Removing a Node

This topic outlines the proper procedure for removing a node from a HAWQ cluster.

In general, you should not need to remove nodes manually from running HAWQ clusters. HAWQ isolates any nodes that HAWQ detects as failing due to hardware or other types of errors.

Guidelines for Removing a Node

If you do need to remove a node from a HAWQ cluster, keep in mind the following guidelines around removing nodes:

  • Never remove more than two nodes at a time since the risk of data loss is high.
  • Only remove nodes during system maintenance windows when the cluster is not busy or running queries.

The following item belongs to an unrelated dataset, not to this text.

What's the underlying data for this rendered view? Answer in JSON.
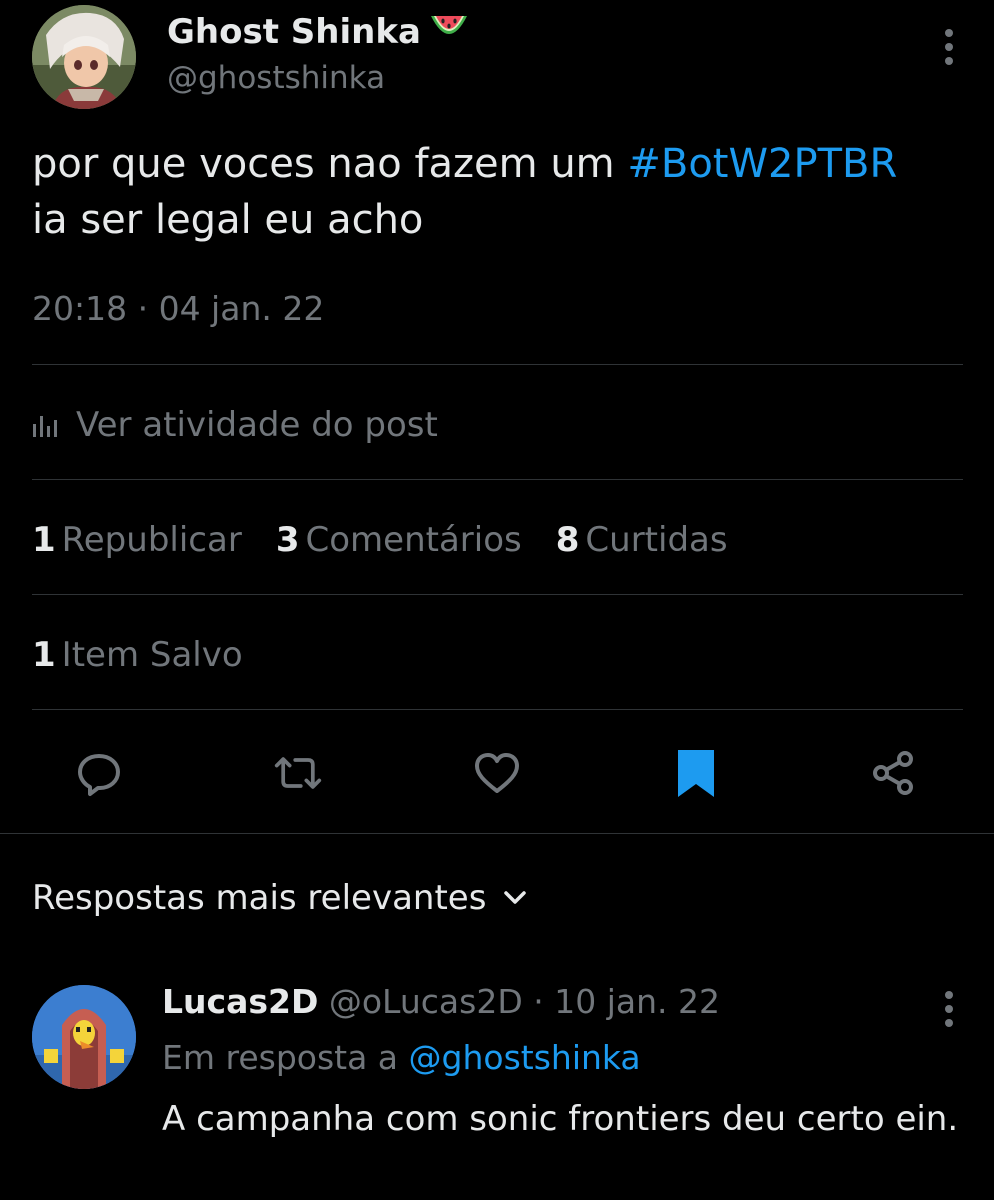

Removing a Node from a Running HAWQ Cluster

The following is a typical procedure to remove a node from a running HAWQ cluster:

  1. Login as gpadmin to the node that you wish to remove and source

    $ su - gpadmin
    $ source /usr/local/hawq/
  2. Make sure that there are no running QEs on the segment. Execute the following command to check for running QE processes:

    $ ps -ef | grep postgres

    In the output, look for processes that contain SQL commands such as INSERT or SELECT. For example:

    [gpadmin@rhel64-3 ~]$ ps -ef | grep postgres
    gpadmin 3000 2999 0 Mar21 ? 00:00:08 postgres: port 40000, logger process
    gpadmin 3003 2999 0 Mar21 ? 00:00:03 postgres: port 40000, stats collector process
    gpadmin 3004 2999 0 Mar21 ? 00:00:50 postgres: port 40000, writer process
    gpadmin 3005 2999 0 Mar21 ? 00:00:06 postgres: port 40000, checkpoint process
    gpadmin 3006 2999 0 Mar21 ? 00:01:25 postgres: port 40000, segment resource manager
    gpadmin 7880 2999 0 02:08 ? 00:00:00 postgres: port 40000, gpadmin postgres con11 seg0 cmd18 MPPEXEC INSERT
  3. Stop hawq on this segment by executing the following command:

    $ hawq stop segment
  4. On HAWQ master, remove the hostname of the segment from the slaves file. Then sync the slaves file to all nodes in the cluster by executing the following command:

    $ hawq scp -f hostfile slaves =:  $GPHOME/etc/slaves